Nel quinto motivo la Giampi e sesto il Ristorante S. Luca denunciano, da ultimo, violazione e falsa applicazione dell’art. 92 c.p.c., ed omessa motivazione circa la condanna alle spese del doppio grado di giudizio.

I motivi sono da disattendere, giacchè la condanna di essi odierni ricorrenti alle spese del doppio grado non è che la naturale conseguenza del disposto dell’art. 91 c.p.c., e non occorreva una motivazione specifica discendendo la pronuncia accessoria dalla legge.

L’applicazione peraltro dell’art. 92 c.p.c., rientra nel discrezionale potere del Giudice e nella correlativa valutazione dello stesso.

In definitiva, dunque, i ricorsi della soc. Giampi sas e della soc. Ristorante – Albergo S. Luca snc vanno rigettati.

A loro volta sono da rigettare, altresì, i ricorsi incidentali proposti dai N.L.F., F., C. e D..

Essi con due motivi, uguali per i due ricorsi incidentali, denunciano violazione dell’art. 112 c.p.c., in relazione all’art. 360 c.p.c., n. 5, assumendo che, "nonostante la presenza della domanda del pagamento dei canoni scaduti come pure precisata e riportata sia nei motivi di appello che nelle conclusioni, è mancata sul punto ogni decisione della Corte" (primo motivo); e violazione dell’art. 112 c.p.c., in relazione agli artt. 1453 e 1591 c.c., e all’art. 360 c.p.c., n. 5, assumendo che, "nonostante avessero chiesto la declaratoria generica del riconoscimento dei danni da liquidarsi in separata sede, sul punto la Corte d’appello ha omesso di pronunciarsi" (secondo motivo).

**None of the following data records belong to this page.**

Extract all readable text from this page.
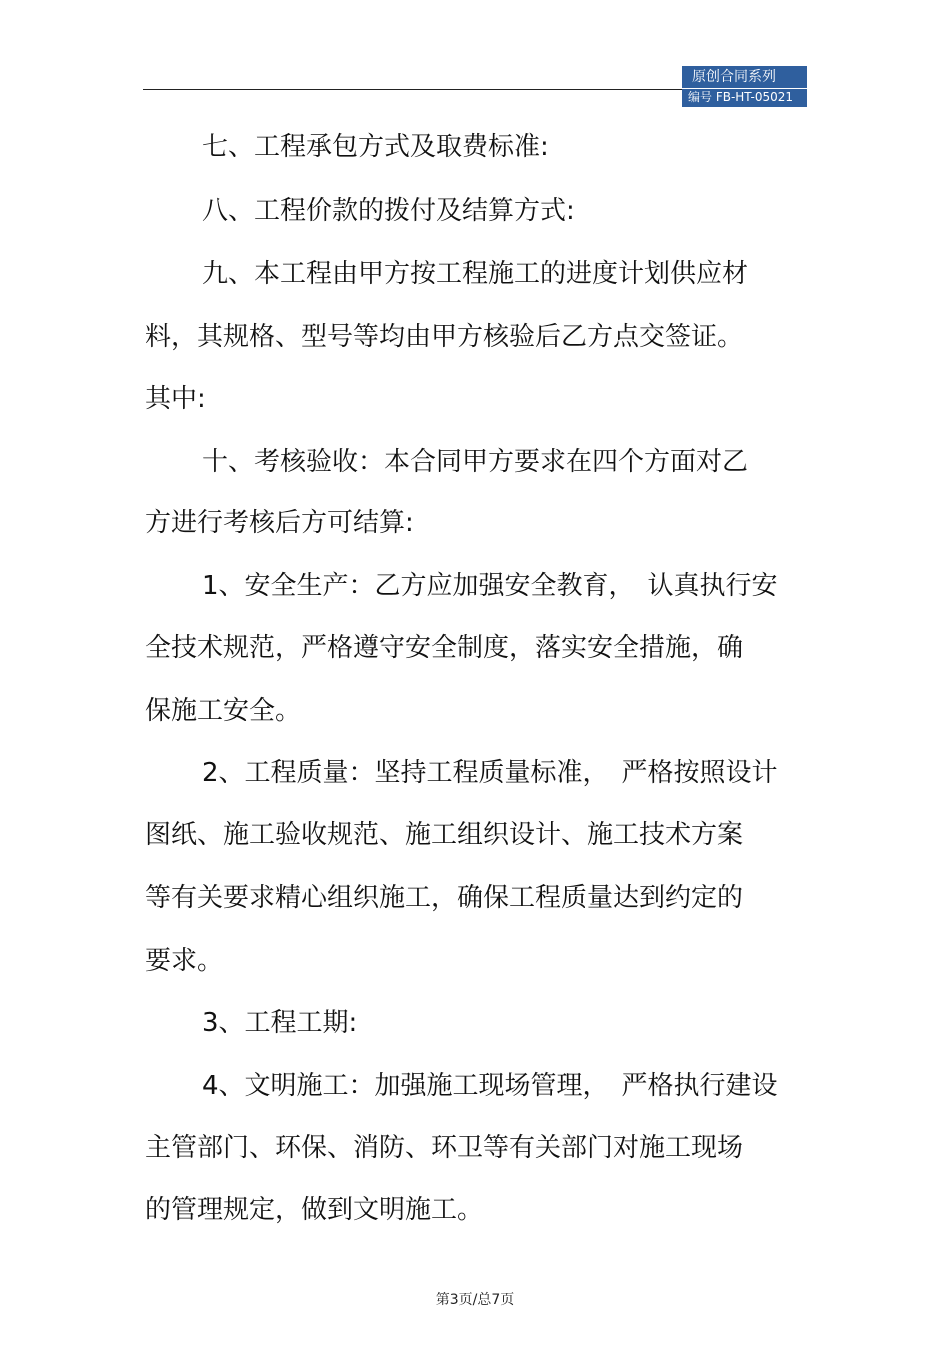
原创合同系列
编号 FB-HT-05021
七、工程承包方式及取费标准:
八、工程价款的拨付及结算方式:
九、本工程由甲方按工程施工的进度计划供应材
料，其规格、型号等均由甲方核验后乙方点交签证。
其中:
十、考核验收：本合同甲方要求在四个方面对乙
方进行考核后方可结算:
1、安全生产：乙方应加强安全教育，　认真执行安
全技术规范，严格遵守安全制度，落实安全措施，确
保施工安全。
2、工程质量：坚持工程质量标准，　严格按照设计
图纸、施工验收规范、施工组织设计、施工技术方案
等有关要求精心组织施工，确保工程质量达到约定的
要求。
3、工程工期:
4、文明施工：加强施工现场管理，　严格执行建设
主管部门、环保、消防、环卫等有关部门对施工现场
的管理规定，做到文明施工。
第3页/总7页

Entrambi i motivi sono infatti da disattendere non soddisfacendo l’esigenza dell’autosufficienza, posto che manca nel ricorso la riproduzione delle dette domande quali specificamente riproposte in appello, onde consentire al giudice di legittimità la verifica circa la decisività delle omesse pronunce.

Al rigetto di tutti i ricorsi si fa conseguire, quale giusto motivo, la compensazione delle spese del presente giudizio.

P.Q.M.

La Corte riunisce i ricorsi e li rigetta; compensa le spese del giudizio di Cassazione.